Abstract

Abstract Background Ascertaining and discussing resuscitation status should be a routine part of medical practice. However, it is frequently neglected until a patient is acutely unwell. The National Consent Policy1 recommends that discussion around “Do not attempt cardiopulmonary resuscitation” (DNACPR) orders should occur for patients with “an identifiable risk of cardiorespiratory arrest occurring”. The Clinical Frailty Scale is a useful tool for providing predictive information about the risk of death in older patients2. Along with the presence of comorbidities, it can assist with determining prognosis and identifying patients for whom early discussion about resuscitation status is appropriate. Methods A chart review was carried out of all 106 inpatients in a model 3 hospital. Data was extracted on demographic information, frailty score and resuscitation status.

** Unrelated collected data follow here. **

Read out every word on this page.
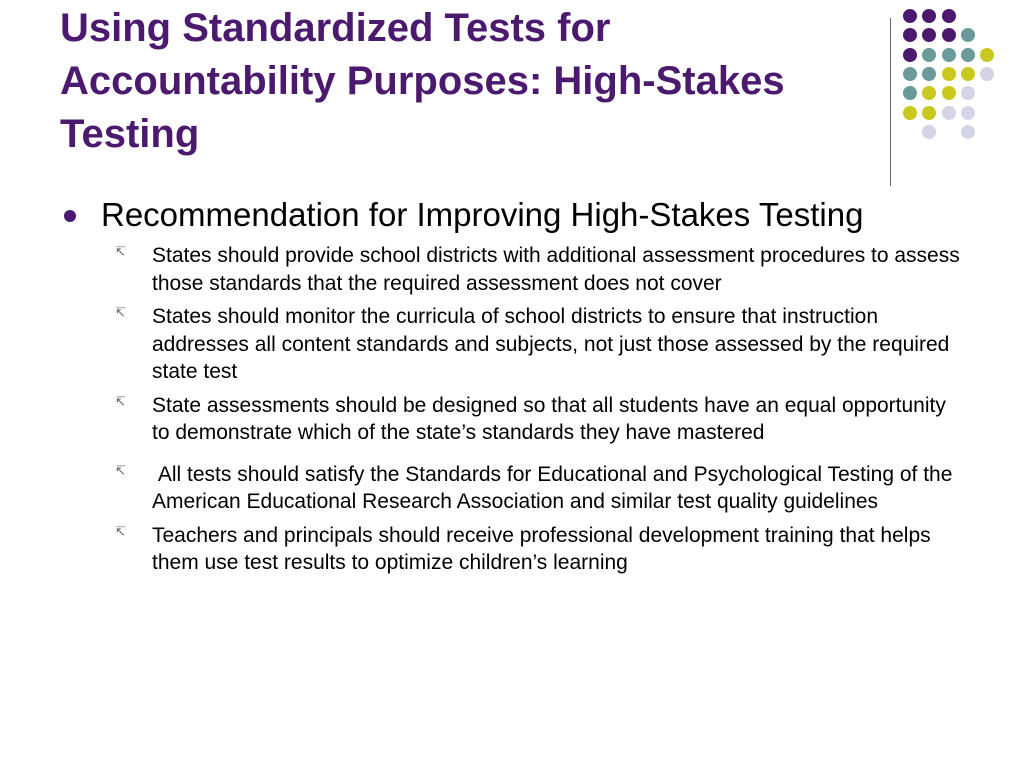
Using Standardized Tests for Accountability Purposes: High-Stakes Testing
Recommendation for Improving High-Stakes Testing
↸ States should provide school districts with additional assessment procedures to assess those standards that the required assessment does not cover
↸ States should monitor the curricula of school districts to ensure that instruction addresses all content standards and subjects, not just those assessed by the required state test
↸ State assessments should be designed so that all students have an equal opportunity to demonstrate which of the state’s standards they have mastered
↸ All tests should satisfy the Standards for Educational and Psychological Testing of the American Educational Research Association and similar test quality guidelines
↸ Teachers and principals should receive professional development training that helps them use test results to optimize children’s learning
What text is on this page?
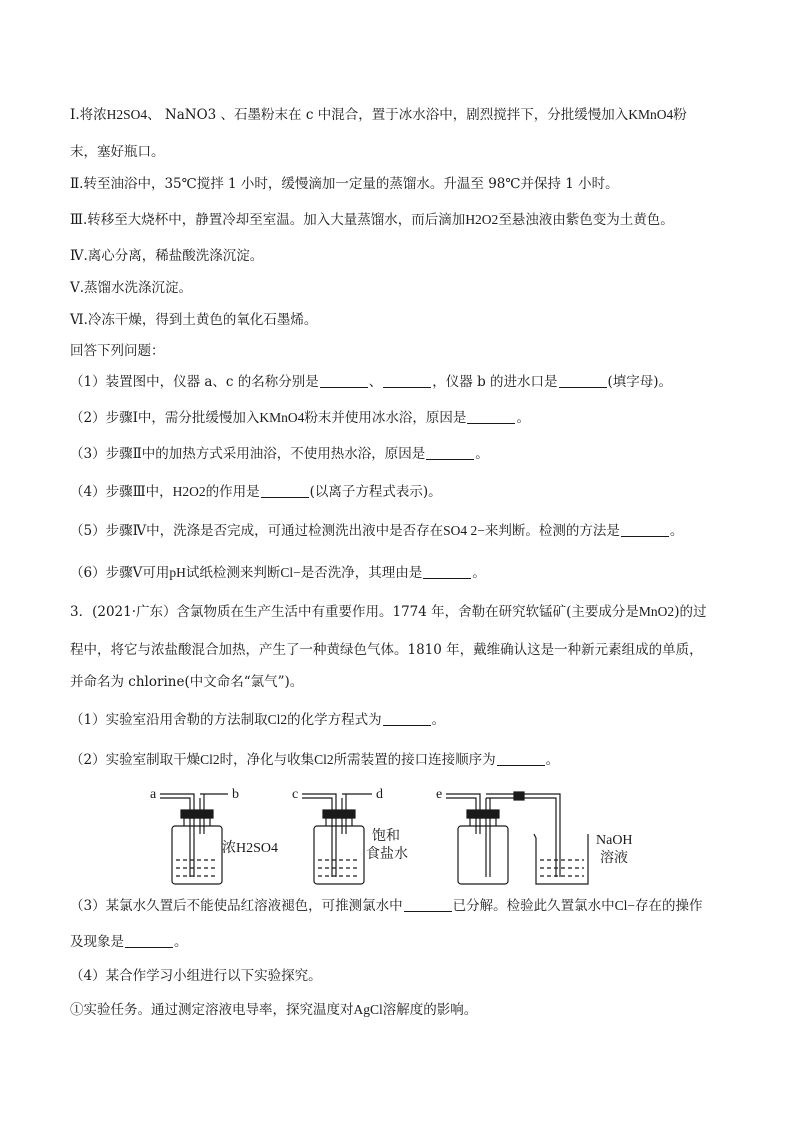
Ⅰ.将浓H2SO4、 NaNO3 、石墨粉末在 c 中混合，置于冰水浴中，剧烈搅拌下，分批缓慢加入KMnO4粉
末，塞好瓶口。
Ⅱ.转至油浴中，35℃搅拌 1 小时，缓慢滴加一定量的蒸馏水。升温至 98℃并保持 1 小时。
Ⅲ.转移至大烧杯中，静置冷却至室温。加入大量蒸馏水，而后滴加H2O2至悬浊液由紫色变为土黄色。
Ⅳ.离心分离，稀盐酸洗涤沉淀。
Ⅴ.蒸馏水洗涤沉淀。
Ⅵ.冷冻干燥，得到土黄色的氧化石墨烯。
回答下列问题：
（1）装置图中，仪器 a、c 的名称分别是	、	，仪器 b 的进水口是	(填字母)。
（2）步骤Ⅰ中，需分批缓慢加入KMnO4粉末并使用冰水浴，原因是	。
（3）步骤Ⅱ中的加热方式采用油浴，不使用热水浴，原因是	。
（4）步骤Ⅲ中，H2O2的作用是	(以离子方程式表示)。
（5）步骤Ⅳ中，洗涤是否完成，可通过检测洗出液中是否存在SO4 2−来判断。检测的方法是	。
（6）步骤Ⅴ可用pH试纸检测来判断Cl−是否洗净，其理由是	。
3．(2021·广东）含氯物质在生产生活中有重要作用。1774 年，舍勒在研究软锰矿(主要成分是MnO2)的过
程中，将它与浓盐酸混合加热，产生了一种黄绿色气体。1810 年，戴维确认这是一种新元素组成的单质，
并命名为 chlorine(中文命名“氯气”)。
（1）实验室沿用舍勒的方法制取Cl2的化学方程式为	。
（2）实验室制取干燥Cl2时，净化与收集Cl2所需装置的接口连接顺序为	。
a	b	c	d	e
浓H2SO4
饱和
食盐水
NaOH
溶液
（3）某氯水久置后不能使品红溶液褪色，可推测氯水中	已分解。检验此久置氯水中Cl−存在的操作
及现象是	。
（4）某合作学习小组进行以下实验探究。
①实验任务。通过测定溶液电导率，探究温度对AgCl溶解度的影响。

Results The average age of inpatients was 79.8 years. On admission, the average Clinical Frailty Scale score was 5 (mildly frail), with 15% having a frailty score of 7 or more, and 28% a diagnosis of dementia. 25.5% of inpatients had a DNACPR order in place. It took an average of 32.4 days (range 0-224 days) from admission until this decision was made. Conclusion As we are caring for an older population with frailty; care planning, including resuscitation status should be discussed at an earlier stage. Ideally, this should occur on admission for certain patients, particularly those with high levels of frailty and multiple comorbidities. Our current practice, in which DNACPR decisions sometimes take place after a prolonged admission, is suboptimal. A change to the medical admission proforma, adding a prompt for discussion of DNACPR orders will be considered.